Rural gigabit broadband pilot program and other amendments underscore importance of accurate and verified broadband mapping data
Yesterday, the U.S. Senate passed the Agriculture Reform, Food, and Jobs Act of 2013, S. 954, by a vote of 66 – 27. The Senate Farm Bill is the latest iteration of an omnibus authorization bill that is known as the “Farm Bill” that is reauthorized by Congress every five years.
The bill approved by the Senate yesterday would invest nearly $955 billion over the next ten years, and Title VI would continue support for rural economic development and infrastructure improvements, including notable changes to the rural broadband and economic development programs administered by the U.S. Department of Agriculture (USDA). The Senate Farm Bill would authorize USDA to provide combinations of grants and loans for the expansion of broadband service, telemedicine, and distance learning, expanding upon the current broadband loan guarantee program. In addition, the Senate Farm Bill would establish a pilot program to spur rural gigabit broadband networks. This pilot program was adopted yesterday in an amendment offered by Sen. Pat Leahy (D-VT) to help create “ultra high-speed” broadband networks to all or part of rural communities that do not have them.
The revised USDA broadband infrastructure program would rely and depend on verified, granular data on broadband availability and depends on the continued availability of accurate broadband maps. For instance, the Senate Farm Bill directs USDA to prioritize its broadband loan and grant programs to areas with less than 20,000 residents, those suffering population loss, those with high-numbers of low-income households, and those that are “isolated from other significant population centers.” The Leahy amendment also requires that these unserved communities be certified as such on a state’s broadband map, “if the map contains address-level data,” or on the National Broadband Map “if address-level data is unavailable.”
Several Senators offered significant broadband-related amendments to the Farm Bill that they wanted considered by the Senate. For instance, an amendment offered by Sen. Mark Warner (D-VA) that would require any recipient of broadband grants or loans to participate in the broadband mapping process that forms the National Broadband Map, and to provide address-level data. With the reform of the Universal Service Fund’s High-Cost program, the importance of fresh, granular, and accurate data is becoming clear to policy-makers, and Sen. Warner’s amendment underscores that interest. In addition, amendments offered by Sen. Tom Coburn (R-OK) would have required USDA broadband grants and loans to fund projects only in areas that do not have broadband service. Successful implementation of this amendment would require fresh, granular, and accurate broadband availability data, and the amendment also would require address-level broadband availability data in the future. An amendment offered by Sen. Sherrod Brown (D-OH) would have required USDA to study broadband adoption in rural areas prior to making any grant and loan.
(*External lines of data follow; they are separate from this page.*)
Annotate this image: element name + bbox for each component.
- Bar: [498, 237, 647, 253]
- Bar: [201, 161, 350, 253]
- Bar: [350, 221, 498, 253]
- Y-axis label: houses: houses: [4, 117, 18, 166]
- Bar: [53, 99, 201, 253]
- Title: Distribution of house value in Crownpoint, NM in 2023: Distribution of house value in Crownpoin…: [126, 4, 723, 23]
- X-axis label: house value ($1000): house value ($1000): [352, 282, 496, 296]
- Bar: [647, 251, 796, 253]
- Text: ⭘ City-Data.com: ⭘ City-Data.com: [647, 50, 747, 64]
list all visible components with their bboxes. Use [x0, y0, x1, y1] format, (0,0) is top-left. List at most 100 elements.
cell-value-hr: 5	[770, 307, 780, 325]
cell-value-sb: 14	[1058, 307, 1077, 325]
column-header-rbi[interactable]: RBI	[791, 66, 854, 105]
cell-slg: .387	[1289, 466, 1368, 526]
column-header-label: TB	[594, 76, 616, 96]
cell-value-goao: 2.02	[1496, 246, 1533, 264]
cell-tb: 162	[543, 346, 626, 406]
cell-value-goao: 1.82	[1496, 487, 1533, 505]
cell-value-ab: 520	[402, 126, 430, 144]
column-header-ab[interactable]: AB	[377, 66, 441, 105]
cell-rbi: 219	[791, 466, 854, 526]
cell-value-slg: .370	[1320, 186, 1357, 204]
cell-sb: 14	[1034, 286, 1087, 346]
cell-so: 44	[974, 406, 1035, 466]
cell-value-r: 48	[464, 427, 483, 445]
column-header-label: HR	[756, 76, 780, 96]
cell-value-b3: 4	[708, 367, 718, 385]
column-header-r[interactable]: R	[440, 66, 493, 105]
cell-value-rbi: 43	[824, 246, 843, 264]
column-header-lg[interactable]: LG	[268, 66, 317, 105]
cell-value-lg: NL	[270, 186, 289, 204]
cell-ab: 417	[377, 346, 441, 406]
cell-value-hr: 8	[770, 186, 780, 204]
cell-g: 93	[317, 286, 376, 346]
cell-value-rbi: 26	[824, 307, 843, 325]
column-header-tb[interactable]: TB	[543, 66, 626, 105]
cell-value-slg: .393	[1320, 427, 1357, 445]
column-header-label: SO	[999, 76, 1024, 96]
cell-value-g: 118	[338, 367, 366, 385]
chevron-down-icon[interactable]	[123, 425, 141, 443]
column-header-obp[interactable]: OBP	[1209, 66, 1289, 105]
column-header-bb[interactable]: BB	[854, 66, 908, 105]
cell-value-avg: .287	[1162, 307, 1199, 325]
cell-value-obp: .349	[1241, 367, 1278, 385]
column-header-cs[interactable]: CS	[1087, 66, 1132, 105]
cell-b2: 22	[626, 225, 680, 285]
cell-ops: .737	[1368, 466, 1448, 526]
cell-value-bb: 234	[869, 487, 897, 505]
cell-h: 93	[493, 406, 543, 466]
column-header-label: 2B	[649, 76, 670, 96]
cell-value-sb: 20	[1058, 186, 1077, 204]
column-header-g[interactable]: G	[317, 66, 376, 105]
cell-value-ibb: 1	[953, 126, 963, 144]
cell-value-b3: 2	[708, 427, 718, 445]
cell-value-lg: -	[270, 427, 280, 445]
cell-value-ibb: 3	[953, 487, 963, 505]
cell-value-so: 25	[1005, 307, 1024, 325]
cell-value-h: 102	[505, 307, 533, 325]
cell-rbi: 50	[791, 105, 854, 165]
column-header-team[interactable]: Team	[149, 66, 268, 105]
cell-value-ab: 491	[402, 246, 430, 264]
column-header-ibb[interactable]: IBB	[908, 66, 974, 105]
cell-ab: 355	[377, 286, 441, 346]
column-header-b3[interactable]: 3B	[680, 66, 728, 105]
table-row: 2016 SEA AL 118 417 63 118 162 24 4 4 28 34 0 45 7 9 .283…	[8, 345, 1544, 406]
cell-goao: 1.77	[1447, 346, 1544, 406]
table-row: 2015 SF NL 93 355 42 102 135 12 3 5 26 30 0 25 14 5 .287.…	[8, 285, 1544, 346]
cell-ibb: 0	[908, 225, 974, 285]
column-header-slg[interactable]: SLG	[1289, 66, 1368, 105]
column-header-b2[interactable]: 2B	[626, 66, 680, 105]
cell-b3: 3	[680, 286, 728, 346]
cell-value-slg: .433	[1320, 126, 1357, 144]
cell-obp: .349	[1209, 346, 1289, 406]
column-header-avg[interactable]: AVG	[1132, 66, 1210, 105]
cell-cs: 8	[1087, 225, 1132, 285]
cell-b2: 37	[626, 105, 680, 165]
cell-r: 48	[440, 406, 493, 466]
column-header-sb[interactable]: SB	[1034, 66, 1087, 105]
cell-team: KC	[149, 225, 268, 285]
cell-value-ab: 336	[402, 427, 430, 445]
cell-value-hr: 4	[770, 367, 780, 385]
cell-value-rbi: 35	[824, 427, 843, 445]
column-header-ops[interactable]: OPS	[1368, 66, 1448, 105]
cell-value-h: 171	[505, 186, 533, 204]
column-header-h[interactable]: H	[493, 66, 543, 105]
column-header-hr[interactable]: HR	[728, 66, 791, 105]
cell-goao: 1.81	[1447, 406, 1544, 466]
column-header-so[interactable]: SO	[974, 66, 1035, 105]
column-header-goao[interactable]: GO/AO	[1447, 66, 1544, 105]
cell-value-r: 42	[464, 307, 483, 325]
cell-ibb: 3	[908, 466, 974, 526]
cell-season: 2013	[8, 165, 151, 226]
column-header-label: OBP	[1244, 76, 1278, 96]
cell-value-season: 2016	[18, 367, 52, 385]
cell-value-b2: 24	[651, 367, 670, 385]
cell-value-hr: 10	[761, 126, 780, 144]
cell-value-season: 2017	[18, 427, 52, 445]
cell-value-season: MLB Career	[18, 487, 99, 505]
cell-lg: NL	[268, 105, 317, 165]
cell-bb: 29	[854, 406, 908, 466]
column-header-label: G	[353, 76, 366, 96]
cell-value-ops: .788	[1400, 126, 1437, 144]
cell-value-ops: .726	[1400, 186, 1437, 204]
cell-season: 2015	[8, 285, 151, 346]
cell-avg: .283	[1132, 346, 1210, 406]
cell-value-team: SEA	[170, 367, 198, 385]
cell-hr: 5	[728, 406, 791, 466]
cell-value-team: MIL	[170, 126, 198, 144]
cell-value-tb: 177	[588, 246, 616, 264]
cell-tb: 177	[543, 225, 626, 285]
The path to final passage and enactment of a Farm Bill this year is unclear, even with the current Farm Bill extension expiring on September 30, 2013. The House of Representatives still needs to consider and pass its own bill, and both the Senate and the House need to agree on specific text. However, the important changes to the USDA broadband infrastructure program, the Leahy amendment, and the other broadband-related amendments demonstrate that the U.S. Congress is tracking broadband and rural economic development-related issues closely.